I spent the past week building an AI for Solitaire Dice. William created this game for the touch table from the Sid Sackson book “A gamut of games”. The game plays by rolling five dice each round. You pick one die to be the reject and then make two scoring pair from the remaining four dice. Each round you reject a number (1-6) and then score two pairs (2-12). Once you have rejected three different numbers, you always have to reject one of those three if possible. If the five dice don’t contain any of your rejects, you don’t pick a reject and make two scoring pairs from the five dice. Once you have rejected a number 8 times the game is over. Your score is based on how many times you have taken each scoring pair during the game. You lose 200 points if you have scored a number 1-4 times. 0 or 5 times is zero points. You get points for each score >5 and <10. So, the first time you pick a number it cost you 200 points, once you have taken the number five times you are back to zero. Each additional score gives you points based on the number 2 or 12=100, 3 or 11=70, 4 or 10=60, 5 or 9=50, 6 or 8=40, and 7=30. It is a fun game that you get better at as you play.
It is not possible for the computer to look through all the possible games to decide what to do since there are a staggeringly huge number of games. I decided to make the AI score each possible option after each throw. The tricky part is scoring the possibilities. The first step was to build a table of all the possible combinations of the five dice and how likely they are to come up. For example: there is only one way to roll all ones, but getting four ones and one two can happen five ways. For a given roll, the choices that you have depend on the rejects that you have taken so far. So, for each set of three rejects, I looked at each dice combination and built all the choices that you would have. For example: if you are rejecting 1,2 and 3 and you roll 1,3,4,4,5 you can: reject 1, take 7,9; reject 1, take 8,8; reject 3, take 5,9; or reject 3 take 6,8. So this roll give you one way to score 7, three ways to score 8, two ways to score 9, etc.. I then add the number of times you could take each number times that number’s score to the weighting for that number. In the previous example there were three ways to score 8 * 60 ways to roll a 1,3,4,4,5 * 40 points for eight = 19,200. After going through all the possible rolls I had a weighting for each number, repeating for each set of three rejects, I had a strategy of which dice to take based on your rejects.

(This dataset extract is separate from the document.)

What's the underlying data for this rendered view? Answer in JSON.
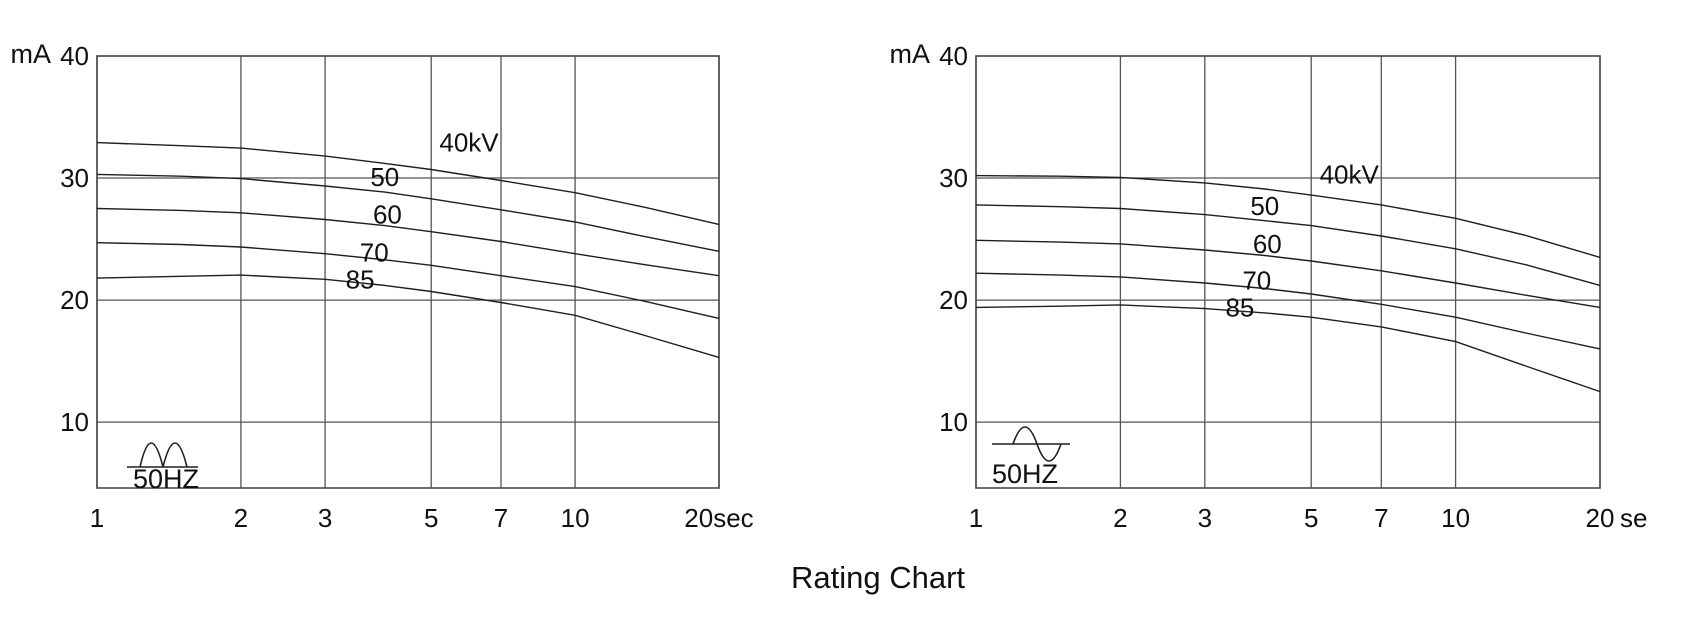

The next step was to write the actual game AI based on this strategy. The AI played by scoring each possible choice and taking the best scoring choice. The choice’s score is the amount of points you will gain/lose for scoring those dice, plus a factor for getting the set of three rejects that the strategy picked, plus a factor for getting the three rejects picked quickly, plus a factor for keeping the rejects taken a similar number of times, plus a factor for picking scoring pairs that have a high weighting. I picked the relative importance of each of the five factors by hand.

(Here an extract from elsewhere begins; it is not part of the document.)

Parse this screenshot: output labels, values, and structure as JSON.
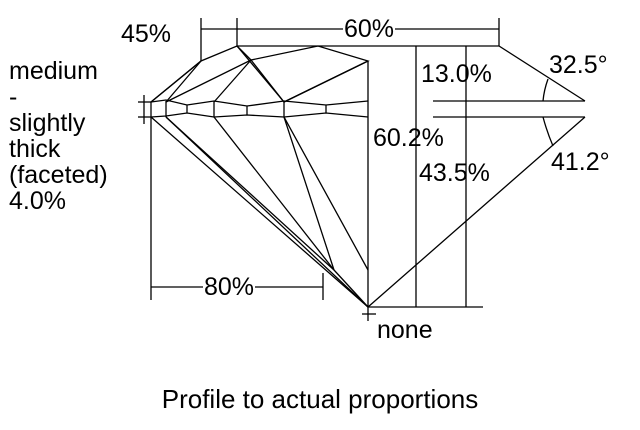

The next step was to make some improvements to the game logic. I wrote some code to handle the fact that scoring two of the same number in one round is not the same as scoring each number separately. I also wrote code to handle the symmetry of the rejects: 1,2,6 is the same as 1,5,6; so if your strategy is to go for 1,2,6 and you have the option to reject a 5, that is just as good. And finally, if you are forced to reject a number outside your strategy, I update the weightings of each scoring number. Once all the play logic was written, the AI was scoring about 0 points for the best set of rejects and -100 to -50 for the other sets of rejects.
The next step was to write code to run the game many many times with different values for the five scoring factors to find the best set. To do this, I create a population of 20 different values and play 50K games. The top scoring set of values is then used to make 20 new strategies. Repeating this 100 times results in a good set of scoring factors. This step improved the AI to an average score of 65 for the best reject set and 10 for the other reject sets. The average human averages -50 and a good player can average +100.